Driver Section Of A 3.5Kva Inverter
The driver section of a 3.5KVA inverter plays a crucial role in regulating and controlling the flow of electrical power within the system. It encompasses various components such as the microcontroller, gate drivers, and power transistors, each fulfilling distinct yet interconnected functions. The microcontroller acts as the brain of the inverter, executing algorithms for waveform generation and monitoring system parameters like voltage and frequency. Gate drivers facilitate the smooth switching of power transistors, ensuring efficient conversion of DC to AC power. Power transistors, typically insulated-gate bipolar transistors (IGBTs) or metal-oxide-semiconductor field-effect transistors (MOSFETs), handle the actual power conversion process by modulating the voltage and frequency of the output waveform. Together, these components form an intricate network that enables the 3.5KVA inverter to deliver stable and reliable AC power for various applications, from residential to industrial settings, contributing significantly to energy efficiency and electrical system performance.
ABSTRACT
A driver stage prepares a small electrical signal for further amplification or processing. It is used to boost the signal strength to drive the transformer of an inverter
In inverter circuit, the received oscillating frequency is suitably amplified to high current levels using Mosfets.
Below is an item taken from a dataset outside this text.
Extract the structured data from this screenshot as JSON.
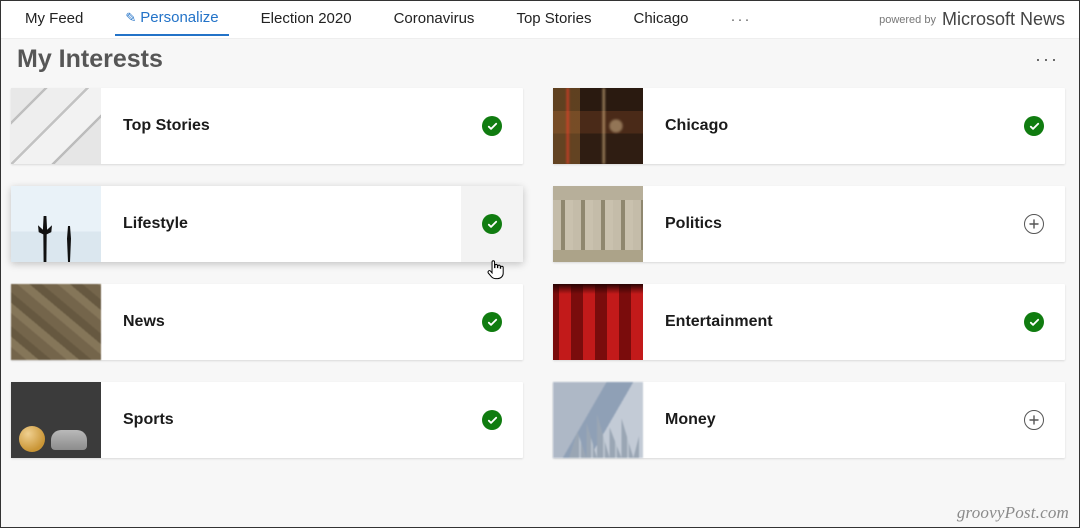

Though the boosted response is an AC, but is still at the battery supply voltage level and therefore cannot be used to operate electrical appliances which work at higher voltage AC potentials. The amplified voltage is therefore finally applied to the output transformer secondary winding.
CHAPTER ONE
1.0 INTRODUCTION
An inverter converts DC power (also known as direct current), to standard AC power (alternating current). Inverters are used to operate electrical equipment from the power produced by a car or boat battery or renewable energy sources, like solar panels or wind turbines. DC power is what batteries store, while AC power is what most electrical appliances need to run so an inverter is necessary to convert the power into a usable form. For example, when a cell phone is plugged into a car cigarette lighter to recharge, it supplies DC power; this must be converted to the required AC power by a power inverter to charge the phone.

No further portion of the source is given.